We watched our little angel go completely blind in a matter of a couple days. The optimism of Monday was long forgotten. By Friday morning, she couldn’t see her hand in front of her face. If I put my hand in front of her face and said ”how many fingers?” She didn’t even know that my hand was there. “It’s ok Daddy” she says, “At least I can still hear.” I had to leave the room and I balled like a baby. I was never more impressed with St. Jude than I was this day. The sheer firepower of talent that was on our Lucy’s case was incredible. While we had a diagnosis of a stroke, it was clear that they were not really sure what was going on. It was a who’s who of pediatric oncology parading through her room. And each one of them was talking to colleagues all over the country. I have been told that the email chains had gone on long into the night.
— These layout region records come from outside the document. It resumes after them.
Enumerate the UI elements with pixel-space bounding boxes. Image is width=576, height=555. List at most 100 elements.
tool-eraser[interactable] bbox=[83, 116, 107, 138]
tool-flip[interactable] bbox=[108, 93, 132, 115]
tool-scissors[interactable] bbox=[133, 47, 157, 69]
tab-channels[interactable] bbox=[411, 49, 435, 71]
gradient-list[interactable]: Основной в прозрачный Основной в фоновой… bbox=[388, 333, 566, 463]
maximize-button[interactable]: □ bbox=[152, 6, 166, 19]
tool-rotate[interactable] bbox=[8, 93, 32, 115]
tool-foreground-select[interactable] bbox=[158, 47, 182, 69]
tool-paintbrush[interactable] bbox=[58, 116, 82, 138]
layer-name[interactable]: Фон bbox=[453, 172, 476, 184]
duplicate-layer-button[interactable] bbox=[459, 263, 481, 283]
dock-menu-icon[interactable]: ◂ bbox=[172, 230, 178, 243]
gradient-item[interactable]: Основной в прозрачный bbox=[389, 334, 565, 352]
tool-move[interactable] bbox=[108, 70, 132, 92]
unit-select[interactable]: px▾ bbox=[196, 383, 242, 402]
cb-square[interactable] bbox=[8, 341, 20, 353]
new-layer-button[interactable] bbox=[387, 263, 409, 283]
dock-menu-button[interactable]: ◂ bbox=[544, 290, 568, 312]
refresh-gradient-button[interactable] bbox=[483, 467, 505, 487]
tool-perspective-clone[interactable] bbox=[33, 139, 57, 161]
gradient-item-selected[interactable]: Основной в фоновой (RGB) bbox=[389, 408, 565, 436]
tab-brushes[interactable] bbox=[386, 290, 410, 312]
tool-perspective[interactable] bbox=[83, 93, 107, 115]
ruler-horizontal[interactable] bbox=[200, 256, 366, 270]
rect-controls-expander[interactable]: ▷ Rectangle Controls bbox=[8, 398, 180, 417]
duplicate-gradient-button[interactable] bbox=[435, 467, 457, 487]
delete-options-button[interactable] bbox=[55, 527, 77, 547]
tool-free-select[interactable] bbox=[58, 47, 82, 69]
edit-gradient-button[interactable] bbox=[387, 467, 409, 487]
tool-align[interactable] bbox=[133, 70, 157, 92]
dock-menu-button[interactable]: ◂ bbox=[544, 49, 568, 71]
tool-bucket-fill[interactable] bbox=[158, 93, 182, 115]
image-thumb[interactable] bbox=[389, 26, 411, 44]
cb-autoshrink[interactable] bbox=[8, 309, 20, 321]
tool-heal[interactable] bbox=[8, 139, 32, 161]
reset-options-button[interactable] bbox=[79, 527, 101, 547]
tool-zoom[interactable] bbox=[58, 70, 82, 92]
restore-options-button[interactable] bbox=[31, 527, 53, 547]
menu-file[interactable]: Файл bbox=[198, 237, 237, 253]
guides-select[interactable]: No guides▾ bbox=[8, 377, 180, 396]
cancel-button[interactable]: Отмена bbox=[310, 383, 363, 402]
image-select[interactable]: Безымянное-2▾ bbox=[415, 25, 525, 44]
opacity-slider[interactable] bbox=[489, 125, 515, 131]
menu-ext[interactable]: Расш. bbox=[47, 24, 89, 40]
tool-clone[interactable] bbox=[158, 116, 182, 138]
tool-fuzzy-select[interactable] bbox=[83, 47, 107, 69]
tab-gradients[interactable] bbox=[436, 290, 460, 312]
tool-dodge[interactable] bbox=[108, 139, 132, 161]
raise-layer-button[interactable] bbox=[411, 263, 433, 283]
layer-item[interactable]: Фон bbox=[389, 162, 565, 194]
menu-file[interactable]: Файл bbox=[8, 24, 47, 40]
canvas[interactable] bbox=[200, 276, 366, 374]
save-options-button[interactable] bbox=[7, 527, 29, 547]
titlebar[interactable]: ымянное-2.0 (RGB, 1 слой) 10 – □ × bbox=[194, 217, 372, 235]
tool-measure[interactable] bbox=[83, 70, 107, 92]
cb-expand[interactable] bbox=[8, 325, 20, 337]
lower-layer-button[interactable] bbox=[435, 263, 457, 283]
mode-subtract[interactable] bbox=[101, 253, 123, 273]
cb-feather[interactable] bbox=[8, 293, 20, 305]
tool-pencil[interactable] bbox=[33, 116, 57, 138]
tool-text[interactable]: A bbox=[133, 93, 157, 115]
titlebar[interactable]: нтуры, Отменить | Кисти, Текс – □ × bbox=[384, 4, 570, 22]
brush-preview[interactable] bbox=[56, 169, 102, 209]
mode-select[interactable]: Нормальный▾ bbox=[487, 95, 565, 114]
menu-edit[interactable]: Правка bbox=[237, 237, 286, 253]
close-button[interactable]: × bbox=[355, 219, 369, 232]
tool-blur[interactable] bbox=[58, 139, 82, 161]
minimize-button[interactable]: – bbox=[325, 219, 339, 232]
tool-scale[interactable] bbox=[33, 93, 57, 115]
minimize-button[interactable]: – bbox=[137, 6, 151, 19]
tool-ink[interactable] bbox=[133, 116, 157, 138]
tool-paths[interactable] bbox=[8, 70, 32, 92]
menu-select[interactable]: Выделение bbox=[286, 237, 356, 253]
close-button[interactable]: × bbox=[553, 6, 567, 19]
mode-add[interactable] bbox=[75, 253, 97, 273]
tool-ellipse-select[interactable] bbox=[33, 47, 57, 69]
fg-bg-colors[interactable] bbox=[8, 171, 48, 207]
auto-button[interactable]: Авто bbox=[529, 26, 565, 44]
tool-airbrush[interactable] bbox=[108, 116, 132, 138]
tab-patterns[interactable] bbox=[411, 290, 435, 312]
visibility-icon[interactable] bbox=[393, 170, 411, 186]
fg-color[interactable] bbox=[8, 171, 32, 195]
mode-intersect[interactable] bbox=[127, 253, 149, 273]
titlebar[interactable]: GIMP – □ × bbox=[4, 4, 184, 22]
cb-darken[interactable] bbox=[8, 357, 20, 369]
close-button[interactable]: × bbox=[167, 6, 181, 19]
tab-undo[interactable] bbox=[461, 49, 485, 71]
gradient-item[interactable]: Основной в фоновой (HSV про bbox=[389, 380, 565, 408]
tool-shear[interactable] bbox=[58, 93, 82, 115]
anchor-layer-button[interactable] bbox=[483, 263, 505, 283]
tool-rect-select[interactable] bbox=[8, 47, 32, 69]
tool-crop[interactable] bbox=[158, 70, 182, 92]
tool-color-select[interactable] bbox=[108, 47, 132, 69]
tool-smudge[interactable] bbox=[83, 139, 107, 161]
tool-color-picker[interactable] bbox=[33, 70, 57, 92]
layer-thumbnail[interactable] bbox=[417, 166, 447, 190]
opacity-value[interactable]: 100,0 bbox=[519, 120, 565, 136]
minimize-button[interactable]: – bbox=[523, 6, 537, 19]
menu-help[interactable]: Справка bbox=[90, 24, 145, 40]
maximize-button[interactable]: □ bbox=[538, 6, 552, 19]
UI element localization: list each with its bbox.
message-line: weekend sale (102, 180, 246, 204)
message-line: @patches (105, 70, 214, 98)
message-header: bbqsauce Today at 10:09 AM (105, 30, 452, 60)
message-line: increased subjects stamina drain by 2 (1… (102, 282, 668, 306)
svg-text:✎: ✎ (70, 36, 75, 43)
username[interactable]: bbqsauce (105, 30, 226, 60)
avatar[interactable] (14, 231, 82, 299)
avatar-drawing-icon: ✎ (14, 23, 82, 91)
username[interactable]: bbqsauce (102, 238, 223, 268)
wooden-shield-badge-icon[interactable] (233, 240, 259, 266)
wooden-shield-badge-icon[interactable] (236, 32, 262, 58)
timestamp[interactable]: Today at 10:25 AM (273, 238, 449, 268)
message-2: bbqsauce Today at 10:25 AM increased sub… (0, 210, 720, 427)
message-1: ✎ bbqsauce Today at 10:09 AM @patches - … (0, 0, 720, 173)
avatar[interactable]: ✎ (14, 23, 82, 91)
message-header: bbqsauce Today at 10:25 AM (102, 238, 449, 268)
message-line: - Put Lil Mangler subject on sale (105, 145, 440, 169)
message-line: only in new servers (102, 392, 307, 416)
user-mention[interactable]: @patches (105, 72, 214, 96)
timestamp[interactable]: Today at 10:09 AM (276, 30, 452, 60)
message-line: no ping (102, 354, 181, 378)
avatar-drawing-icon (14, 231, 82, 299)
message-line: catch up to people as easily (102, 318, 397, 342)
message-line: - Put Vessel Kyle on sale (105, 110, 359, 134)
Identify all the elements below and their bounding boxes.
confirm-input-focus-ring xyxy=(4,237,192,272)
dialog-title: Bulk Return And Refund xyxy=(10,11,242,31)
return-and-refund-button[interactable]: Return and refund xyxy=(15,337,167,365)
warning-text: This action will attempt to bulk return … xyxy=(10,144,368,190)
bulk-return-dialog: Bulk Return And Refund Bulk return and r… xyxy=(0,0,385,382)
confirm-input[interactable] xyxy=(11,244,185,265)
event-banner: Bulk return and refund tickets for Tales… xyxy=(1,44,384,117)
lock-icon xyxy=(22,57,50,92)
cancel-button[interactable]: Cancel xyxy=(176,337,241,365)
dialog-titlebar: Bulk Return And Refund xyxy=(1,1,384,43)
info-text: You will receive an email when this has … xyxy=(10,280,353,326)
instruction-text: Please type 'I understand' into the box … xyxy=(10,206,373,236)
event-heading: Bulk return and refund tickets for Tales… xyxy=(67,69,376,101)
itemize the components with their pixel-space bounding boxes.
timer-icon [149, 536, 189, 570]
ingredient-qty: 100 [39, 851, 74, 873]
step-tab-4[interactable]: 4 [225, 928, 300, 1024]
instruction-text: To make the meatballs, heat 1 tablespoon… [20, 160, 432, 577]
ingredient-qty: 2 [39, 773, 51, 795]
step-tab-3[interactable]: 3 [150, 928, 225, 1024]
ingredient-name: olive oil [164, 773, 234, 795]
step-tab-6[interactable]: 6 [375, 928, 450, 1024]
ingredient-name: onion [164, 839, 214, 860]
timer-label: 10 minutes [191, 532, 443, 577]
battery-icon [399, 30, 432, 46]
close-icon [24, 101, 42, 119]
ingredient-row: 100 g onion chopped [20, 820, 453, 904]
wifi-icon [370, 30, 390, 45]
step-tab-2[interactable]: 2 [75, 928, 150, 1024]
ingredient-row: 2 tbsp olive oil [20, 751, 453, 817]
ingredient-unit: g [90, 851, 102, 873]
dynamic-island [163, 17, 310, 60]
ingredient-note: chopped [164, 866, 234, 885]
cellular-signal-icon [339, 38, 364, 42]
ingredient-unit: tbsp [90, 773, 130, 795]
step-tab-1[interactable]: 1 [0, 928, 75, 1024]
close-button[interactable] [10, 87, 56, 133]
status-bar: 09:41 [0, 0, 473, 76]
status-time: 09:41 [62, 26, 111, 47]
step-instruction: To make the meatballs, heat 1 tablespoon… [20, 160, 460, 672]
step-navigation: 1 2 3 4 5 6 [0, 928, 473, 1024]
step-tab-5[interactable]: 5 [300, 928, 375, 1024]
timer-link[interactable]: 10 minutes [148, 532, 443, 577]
If Lucy had a chance to be healed, God was using the best and brightest of his creation. There was great debate about whether to do another MRI this day. It had only been since Tuesday. Not really long enough to see a change. My wife has done many things well during Lucy’s journey, but I am most proud of her for the quality relationships that she has with Lucy’s Docs. I will never forget, Dr. K, to his credit, grabbed Kate by the arm, and asked “what do you think? Do you think it has changed from Tuesday?” He respected and trusted her opinion. Kate says “yes” and we are off to get another MRI. While we are wheeling her down to MRI, the nurse kind of puzzledly asked if we knew they had ordered some vitamin for her I.V. We of course knew nothing. And didn’t think anything of it. We are on pins and needles again waiting on the results.
In a couple hours, Dr. D. comes to get Kate and me, and we go with her to review the MRI scans. The tumors are looking much improved. That’s not the problem. And it wasn’t a stroke after all. They have a new hypothesis. She was deficient in Thiamine. Vitamin B1. There had been a shortage worldwide. And she wasn’t getting it in her TPN. Thiamine is needed for the part of your brain that processes information from your optic nerve. Coincidentally it is also required by our bodies to process sugar.
So when Lucy ate her watermelon and whipped cream, her body used up every bit of thiamine she had left, and the light switch literally turned off. So good news. It is likely all reversible, but they don’t have a lot of data in small children, and they don’t know if any permanent damage was done. We leave Dr. D. Relieved and still concerned at the same time. When we get back to the room, Lucy is waking up. She turns her head as we enter the room. She squeals as we come in. The nurse is wearing a Scooby Doo scrubs shirt. And Lucy can already make out the characters. Just hours after they added a simple vitamin to her I.V..
So brilliant Dr.’s,and state of the art equipment, and God’s grace have come through for our Lucy. It took several weeks for her vision to return to normal. But now, months later those blue eyes are just perfect. And that is the story of how our little Lucy went to Capitol Hill.